Seit gestern sind in der sächsischen Hauptstadt erschütternde Dokumente eines Verbrechens zu sehen, das in der gezielten Vernichtung eines ganzen Volkes gipfeln sollte und sechs Millionen Juden das Leben kostete.
Die »Endlösung« ist im letzten Teil der Ausstellung thematisiert.
Ärzte, Erbforscher und Schreibtischtäter sollten die angebliche biologische Überlegenheit der »arischen Herrenrasse« belegen. Die Folgen sind bekannt. Dabei machten die Nazis auch vor eigenen Volksgenossen nicht halt. Von 1933 bis 1945 ermordeten sie mehr als 200 000 Menschen im Zuge der Euthanasie, 400 000 weitere wurden Opfer von Zwangssterilisationen.
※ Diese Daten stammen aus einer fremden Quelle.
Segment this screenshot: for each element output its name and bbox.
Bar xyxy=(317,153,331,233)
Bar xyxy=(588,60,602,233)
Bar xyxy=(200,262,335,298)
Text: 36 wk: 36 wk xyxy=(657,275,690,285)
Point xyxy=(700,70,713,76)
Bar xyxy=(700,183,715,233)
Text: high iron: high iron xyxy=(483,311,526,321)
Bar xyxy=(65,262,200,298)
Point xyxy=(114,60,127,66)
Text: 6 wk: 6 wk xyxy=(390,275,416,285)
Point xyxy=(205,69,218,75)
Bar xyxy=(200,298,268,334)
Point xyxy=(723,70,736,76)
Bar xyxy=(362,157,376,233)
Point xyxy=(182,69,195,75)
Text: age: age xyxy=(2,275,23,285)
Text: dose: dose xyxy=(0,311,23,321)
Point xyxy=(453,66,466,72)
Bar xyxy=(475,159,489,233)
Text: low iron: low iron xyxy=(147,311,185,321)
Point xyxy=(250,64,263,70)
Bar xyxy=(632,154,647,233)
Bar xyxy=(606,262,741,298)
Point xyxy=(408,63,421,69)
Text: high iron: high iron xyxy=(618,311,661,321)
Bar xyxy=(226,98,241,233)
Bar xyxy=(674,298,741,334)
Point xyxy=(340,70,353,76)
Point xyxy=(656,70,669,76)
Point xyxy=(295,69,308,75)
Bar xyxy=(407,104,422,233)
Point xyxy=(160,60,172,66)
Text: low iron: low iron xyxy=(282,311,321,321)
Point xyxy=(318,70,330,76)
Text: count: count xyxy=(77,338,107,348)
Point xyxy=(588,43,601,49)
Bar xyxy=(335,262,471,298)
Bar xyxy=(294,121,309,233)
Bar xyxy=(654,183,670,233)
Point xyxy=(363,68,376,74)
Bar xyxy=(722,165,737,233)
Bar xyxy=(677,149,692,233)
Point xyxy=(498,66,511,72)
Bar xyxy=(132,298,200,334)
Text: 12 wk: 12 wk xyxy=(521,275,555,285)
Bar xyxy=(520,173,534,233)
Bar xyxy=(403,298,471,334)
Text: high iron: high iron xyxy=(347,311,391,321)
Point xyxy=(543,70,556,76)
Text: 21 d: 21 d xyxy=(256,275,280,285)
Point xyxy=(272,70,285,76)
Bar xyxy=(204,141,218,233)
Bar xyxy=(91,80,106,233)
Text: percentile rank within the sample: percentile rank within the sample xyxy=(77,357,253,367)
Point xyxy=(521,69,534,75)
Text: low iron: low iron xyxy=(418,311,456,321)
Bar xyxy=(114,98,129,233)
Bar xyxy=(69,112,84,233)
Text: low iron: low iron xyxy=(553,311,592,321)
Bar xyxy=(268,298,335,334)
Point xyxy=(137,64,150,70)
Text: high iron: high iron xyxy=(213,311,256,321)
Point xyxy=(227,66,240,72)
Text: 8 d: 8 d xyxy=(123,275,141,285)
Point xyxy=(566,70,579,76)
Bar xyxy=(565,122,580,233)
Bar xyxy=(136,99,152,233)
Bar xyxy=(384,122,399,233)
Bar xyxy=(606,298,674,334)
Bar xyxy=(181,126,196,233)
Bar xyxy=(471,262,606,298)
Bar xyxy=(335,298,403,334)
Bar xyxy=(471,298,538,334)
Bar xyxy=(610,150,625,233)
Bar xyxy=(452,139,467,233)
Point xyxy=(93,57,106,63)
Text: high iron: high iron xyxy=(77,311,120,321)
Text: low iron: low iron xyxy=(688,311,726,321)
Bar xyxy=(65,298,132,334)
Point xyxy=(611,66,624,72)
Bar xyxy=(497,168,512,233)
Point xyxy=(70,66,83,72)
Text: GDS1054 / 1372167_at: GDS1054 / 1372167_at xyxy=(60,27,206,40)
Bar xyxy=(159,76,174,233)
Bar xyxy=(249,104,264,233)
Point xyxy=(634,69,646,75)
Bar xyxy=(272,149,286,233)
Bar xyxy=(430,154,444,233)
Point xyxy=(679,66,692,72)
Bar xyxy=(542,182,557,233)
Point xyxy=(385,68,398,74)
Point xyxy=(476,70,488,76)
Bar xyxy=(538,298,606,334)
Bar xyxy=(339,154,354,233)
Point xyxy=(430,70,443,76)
»Es gibt Momente, wo es einem kalt den Rücken herunterläuft«, sagt die Anglistin Antje Uhlig. Sie hat die Exposition aus Washington für Dresden eingerichtet. Da gibt es zum Beispiel die Fotoserie, wo psychiatrische Patienten im okkupierten Weißrussland zur Vergasung gebracht werden. Ein Mann lächelt den Fotografen geradezu an. Auch das Bild der jungen Frau mit Kind kurz vor einer Massenerschießung in Lubni (Ukraine) lässt den Betrachter nicht los. Am Ausgang hängen Fotos und Biografien von Protagonisten des Rassenwahns - für viele ging nach dem Zweiten Weltkrieg die Forscherkarriere weiter.
»In den USA und Kanada haben 720 000 Menschen die Ausstellung gesehen«, berichtet die amerikanische Kuratorin Susan Bachrach. Großen Zuspruch erhofft sich auch das Deutsche Hygiene-Museum, wo die »Tödliche Medizin« bis 24. Juni 2007 zu sehen ist.